(Ⅴ)にゃんこ亭の猫たち ⑤セピア改めペコとなる

抱っこする猫 飼い猫
セピア改めペコ

(Ⅴ)にゃんこ亭の猫たち ⑤セピア改めペコとなる

 

新しい飼い主に、連れて行く日が近づいてきた。

そんなある日、М氏から電話があった。

「預かった猫はウチで飼う」という。

友人には、やれないというのだった。

わたしは理由を問うた。

「あの猫は声が出ないんだよ」

「そんなことはないわよ。鳴きますよ」

「いや、それが鳴けないんだよね」

「・・・?」

どういうことなのだろう?

わたしは、М氏の言っていることが理解できなかった。

娘も首を傾げた。

「セピアは、ちゃんと声が出るよ」

そう・・我が家にいる時のセピアは、

きれいな細い声で鳴いたものだった。

「うちに帰りたくて、なきすぎたのかも・・」

娘がつぶやいた。

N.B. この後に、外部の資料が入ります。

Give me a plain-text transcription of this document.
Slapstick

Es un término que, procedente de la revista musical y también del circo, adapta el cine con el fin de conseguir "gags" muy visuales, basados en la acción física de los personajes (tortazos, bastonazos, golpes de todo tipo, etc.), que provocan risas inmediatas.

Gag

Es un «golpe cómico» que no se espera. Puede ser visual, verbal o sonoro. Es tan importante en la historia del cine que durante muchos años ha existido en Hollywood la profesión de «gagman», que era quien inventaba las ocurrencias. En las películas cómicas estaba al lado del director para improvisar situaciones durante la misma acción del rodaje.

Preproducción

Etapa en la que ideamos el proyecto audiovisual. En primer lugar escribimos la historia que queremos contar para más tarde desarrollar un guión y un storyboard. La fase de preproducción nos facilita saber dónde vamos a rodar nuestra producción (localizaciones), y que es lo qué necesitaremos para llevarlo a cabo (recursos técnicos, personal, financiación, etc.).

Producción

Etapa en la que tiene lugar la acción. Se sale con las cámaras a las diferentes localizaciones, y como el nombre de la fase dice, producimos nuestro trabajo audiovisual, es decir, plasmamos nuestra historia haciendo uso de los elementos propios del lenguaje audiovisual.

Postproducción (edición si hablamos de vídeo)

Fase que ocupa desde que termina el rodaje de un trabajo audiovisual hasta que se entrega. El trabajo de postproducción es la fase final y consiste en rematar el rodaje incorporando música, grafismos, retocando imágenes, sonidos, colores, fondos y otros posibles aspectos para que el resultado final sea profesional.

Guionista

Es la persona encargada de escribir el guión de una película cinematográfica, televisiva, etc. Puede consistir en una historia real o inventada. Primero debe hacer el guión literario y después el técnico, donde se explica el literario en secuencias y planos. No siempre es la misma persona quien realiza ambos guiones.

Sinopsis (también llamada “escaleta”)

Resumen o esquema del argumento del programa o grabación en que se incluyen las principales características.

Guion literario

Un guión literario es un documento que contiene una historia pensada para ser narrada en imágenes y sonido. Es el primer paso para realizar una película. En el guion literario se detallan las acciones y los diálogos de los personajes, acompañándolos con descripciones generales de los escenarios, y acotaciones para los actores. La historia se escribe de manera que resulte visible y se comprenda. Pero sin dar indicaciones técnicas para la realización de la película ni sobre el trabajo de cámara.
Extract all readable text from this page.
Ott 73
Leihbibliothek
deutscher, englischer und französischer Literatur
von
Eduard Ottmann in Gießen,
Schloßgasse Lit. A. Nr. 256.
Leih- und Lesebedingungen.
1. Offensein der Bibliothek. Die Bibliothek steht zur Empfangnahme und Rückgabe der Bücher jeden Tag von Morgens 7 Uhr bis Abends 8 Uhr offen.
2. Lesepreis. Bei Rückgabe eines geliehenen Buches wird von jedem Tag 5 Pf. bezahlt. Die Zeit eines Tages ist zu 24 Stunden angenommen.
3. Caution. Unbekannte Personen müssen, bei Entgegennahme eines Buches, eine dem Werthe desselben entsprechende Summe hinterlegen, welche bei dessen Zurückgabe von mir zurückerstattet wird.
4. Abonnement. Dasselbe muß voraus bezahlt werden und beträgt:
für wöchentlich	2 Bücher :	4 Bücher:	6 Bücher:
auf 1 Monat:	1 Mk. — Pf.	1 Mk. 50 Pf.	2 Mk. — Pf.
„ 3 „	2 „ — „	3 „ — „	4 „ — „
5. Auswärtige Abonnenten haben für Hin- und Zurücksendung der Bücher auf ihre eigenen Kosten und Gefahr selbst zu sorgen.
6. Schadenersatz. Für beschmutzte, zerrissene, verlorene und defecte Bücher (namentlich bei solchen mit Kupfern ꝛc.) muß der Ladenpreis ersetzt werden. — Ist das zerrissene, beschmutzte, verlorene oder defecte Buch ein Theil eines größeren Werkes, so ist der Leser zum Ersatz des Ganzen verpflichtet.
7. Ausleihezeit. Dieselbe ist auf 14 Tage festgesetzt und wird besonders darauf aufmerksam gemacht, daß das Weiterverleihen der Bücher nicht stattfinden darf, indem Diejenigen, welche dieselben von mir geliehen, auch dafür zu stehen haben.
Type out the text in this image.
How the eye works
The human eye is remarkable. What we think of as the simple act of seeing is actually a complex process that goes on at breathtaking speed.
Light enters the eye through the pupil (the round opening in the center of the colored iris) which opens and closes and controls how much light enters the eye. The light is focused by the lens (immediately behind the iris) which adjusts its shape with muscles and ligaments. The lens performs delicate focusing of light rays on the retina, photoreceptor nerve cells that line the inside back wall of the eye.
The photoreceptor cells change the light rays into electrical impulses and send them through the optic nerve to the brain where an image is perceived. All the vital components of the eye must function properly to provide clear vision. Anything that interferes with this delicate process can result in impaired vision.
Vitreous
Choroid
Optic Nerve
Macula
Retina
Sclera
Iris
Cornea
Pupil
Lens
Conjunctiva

・・そうかもしれない。

不憫さがつのった。

 

~ ~ ~ ~

 

セピアという名前は、呼びにくいとМ氏が言う。

「そんな気取った名前はいやだな」とも。

黒茶色になった写真の色をいうのだから、

毛色にぴったりの名前だと思うのだけれど、

・・しかたがない。飼い主はМ氏になるのだから。

 

いろいろ考えて、「ペコ」と決まった。

これは、[べっ甲猫]に由来する名づけで、

「べっ甲猫のペコ」ということだ。

そうじゃなければ、カラスという名前になりそうだった。

「マリア・カラスのような声がいつか出るように」と。

・・あぶない、あぶない。

アヒル(クロミちゃんの本名)の次は、カラスだなんて。

【(7)里帰り猫 ご紹介ページ ①クロミちゃん 参照】

 

М氏にはМ氏なりの名づけのセンスがあるらしかったが、

ほかの動物の固有名詞を名前にするのは、

どんな動物に対してでも、わたしは反対だった。

 

ペコとなったセピアは、その後もずっと、

М氏宅の猫として、先輩猫たちと暮らした。

 

けれども、わたしの姿を認めたとたん、

猫ドアから外へ出ていくようになっていた。

そして、猫ドアの外から、ガラスに顔をくっつけて覗く。

『アイツ、まだ、いる!』というように。

ほんとうに恨めしい顔をして・・。

のぞく猫

アイツ、まだいる!

 

にゃんこ亭には、決して来なかった。

わたしの家を記憶していたはずだろうに、

ただの一度も、足を向けることはなかった。

ひたすら、わたしを拒絶して、

『あんたなんか、だいきらい!』と体中で叫んでいた。

 

ペコにしてみれば、二度、捨てられたと思ったろう。

一度はもとの飼い主だった人に。

そして、次は、わたしに・・。

 

娘のアレルギーの事ばかりを考えて、ペコを手放した・・。

何度も様子を見に行ったけれど、連れ帰ろうとはしなかった・・。

ペコはそのたびに期待して、裏切られたのだ。

ペコを気づかうようなその行為が、実はどれだけ残酷なことだったか、

・・当時のわたしは、気づくことがなかった。

『やさしいふりなんて、しないで!』

ことばが話せたら、ペコはわたしを糾弾したことだろう・・。

 

・・ペコ・・わたしをどうかゆるしてほしい・・。

ペコのことを想うと、わたしはつらくなる。